First off–RIP Prince. There will never be another.
Welcome to another installment of DIEmonds in the Rough, where we search for the bloody nougat center of awesomeness inside a hard shell of mediocrity. This week’s installment
In Maximum Overdrive, a comet passes by earth and the planet ends up in the tail of it for a little over a week. During that time, the machines of the world–everything from electric steak knives to gas-powered lawnmowers–become sentient, and rebel against mankind. The movie was written and directed by Stephen King himself, and was inspired by his short story “Trucks,” from Night Shift. That should have been your first warning sign.
The Rough
I’m just going to begin this section by saying the star of this movie is a tractor trailer with the giant plastic face of the Green Goblin on it.
The entire first half of the movie is basically just one gag after another, with scenes designed entirely around showing how different machines can kill people. Soda machines bludgeon a baseball coach to death. A kid falls off his bike and gets run over by a steamroller. People are strangled by their walkmans.
The entire second half of the move features a bunch of people holed up at a truckstop while the tractor trailers outside dictate their demands through Morse code.
The acting is terrible. The pacing is terrible. The movie–is terrible. Everything interesting this move has to show you is over after the first twenty-five minutes.
The DIEmonds
If you’re gonna make a movie about toaster ovens and pinball machines taking over the world, you’re gonna need a great soundtrack. And that soundtrack is the best thing about this movie, because it features the greatest rock band of all time–AC/DC. the album Who Made Who was released as the soundtrack, which featured some instrumentals, some re-releases and a great title track, which became a hit single. The slasher riff that plays every time someone gets killed is the only bad piece of music in the movie, and even that is pretty cool. Because AC/DC is awesome.

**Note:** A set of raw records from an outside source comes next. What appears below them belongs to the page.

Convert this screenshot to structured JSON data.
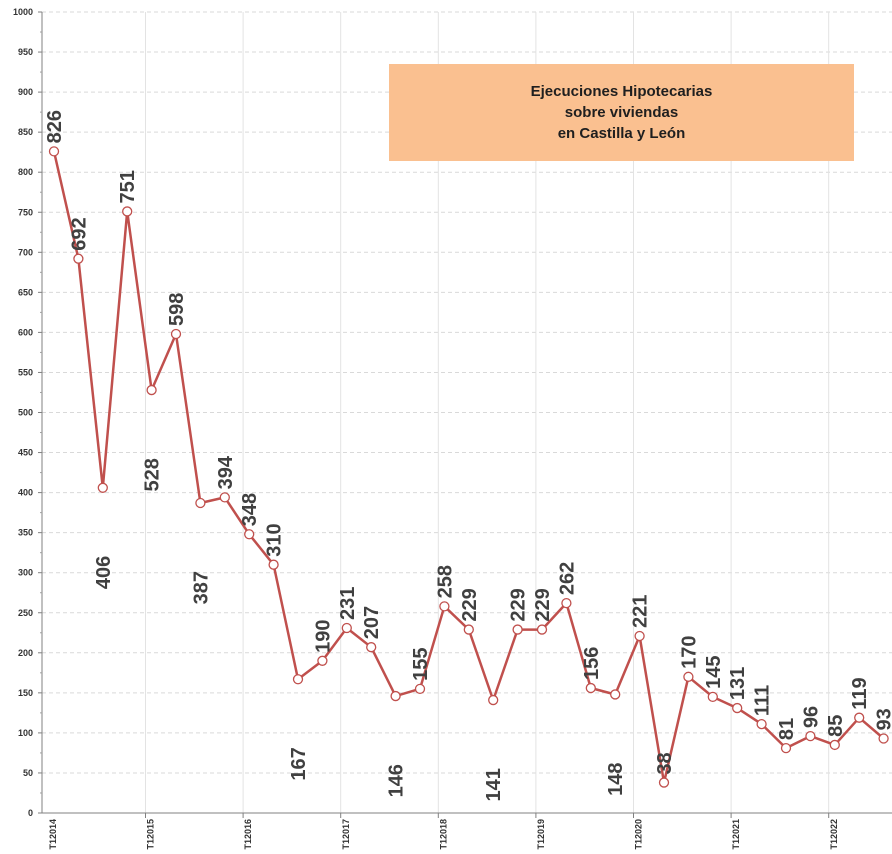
{
  "chart_data": {
    "type": "line",
    "title_lines": [
      "Ejecuciones Hipotecarias",
      "sobre viviendas",
      "en Castilla y León"
    ],
    "ylim": [
      0,
      1000
    ],
    "y_ticks": [
      0,
      50,
      100,
      150,
      200,
      250,
      300,
      350,
      400,
      450,
      500,
      550,
      600,
      650,
      700,
      750,
      800,
      850,
      900,
      950,
      1000
    ],
    "x_tick_labels": [
      "T12014",
      "T12015",
      "T12016",
      "T12017",
      "T12018",
      "T12019",
      "T12020",
      "T12021",
      "T12022"
    ],
    "values": [
      826,
      692,
      406,
      751,
      528,
      598,
      387,
      394,
      348,
      310,
      167,
      190,
      231,
      207,
      146,
      155,
      258,
      229,
      141,
      229,
      229,
      262,
      156,
      148,
      221,
      38,
      170,
      145,
      131,
      111,
      81,
      96,
      85,
      119,
      93
    ],
    "grid": true,
    "line_color": "#c0504d",
    "marker_fill": "#ffffff",
    "title_box_color": "#fac090"
  }
}
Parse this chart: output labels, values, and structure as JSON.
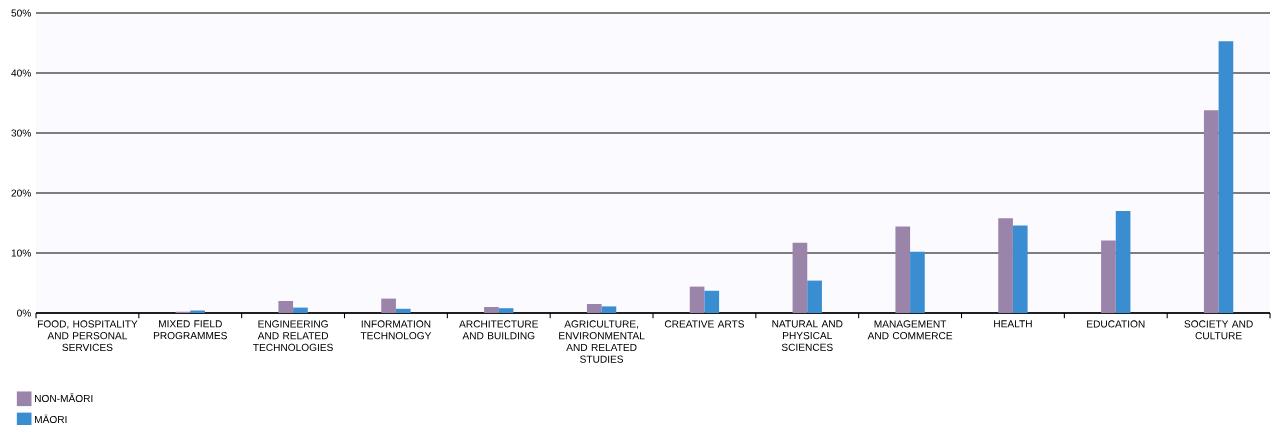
{
  "chart_data": {
    "type": "bar",
    "categories": [
      "FOOD, HOSPITALITY AND PERSONAL SERVICES",
      "MIXED FIELD PROGRAMMES",
      "ENGINEERING AND RELATED TECHNOLOGIES",
      "INFORMATION TECHNOLOGY",
      "ARCHITECTURE AND BUILDING",
      "AGRICULTURE, ENVIRONMENTAL AND RELATED STUDIES",
      "CREATIVE ARTS",
      "NATURAL AND PHYSICAL SCIENCES",
      "MANAGEMENT AND COMMERCE",
      "HEALTH",
      "EDUCATION",
      "SOCIETY AND CULTURE"
    ],
    "series": [
      {
        "name": "NON-MĀORI",
        "color": "#9b84aa",
        "values": [
          0,
          0.2,
          2.0,
          2.4,
          1.0,
          1.5,
          4.4,
          11.7,
          14.4,
          15.8,
          12.1,
          33.8
        ]
      },
      {
        "name": "MĀORI",
        "color": "#3a8dd1",
        "values": [
          0,
          0.4,
          0.9,
          0.7,
          0.8,
          1.1,
          3.7,
          5.4,
          10.2,
          14.6,
          17.0,
          45.3
        ]
      }
    ],
    "ylim": [
      0,
      50
    ],
    "yticks": [
      {
        "value": 0,
        "label": "0%"
      },
      {
        "value": 10,
        "label": "10%"
      },
      {
        "value": 20,
        "label": "20%"
      },
      {
        "value": 30,
        "label": "30%"
      },
      {
        "value": 40,
        "label": "40%"
      },
      {
        "value": 50,
        "label": "50%"
      }
    ],
    "grid": "y",
    "legend": "bottom left"
  }
}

And I have to admit, the first part of the movie, which is just random death machine scenes, do feature some pretty good ones. The soda machine in particular was brutal, and one that has stayed with me long after I forgot everything else but that stupid plastic clown face.
This movie is so much more Rough than DIEmond, but I chose it this week because there’s actually a Prince connection. In 1986 Maximum Overdrive was nominated for two Razzies, including a worst actor nod for Emilio Estevez and Worst Director nod for Stephen King. They both lost–to Prince, who took home Worst Actor and Worst Director for Under the Cherry Moon.
See, even when Prince lost, he still won. And that’s how we know wherever he is, he’s kicking ass right now.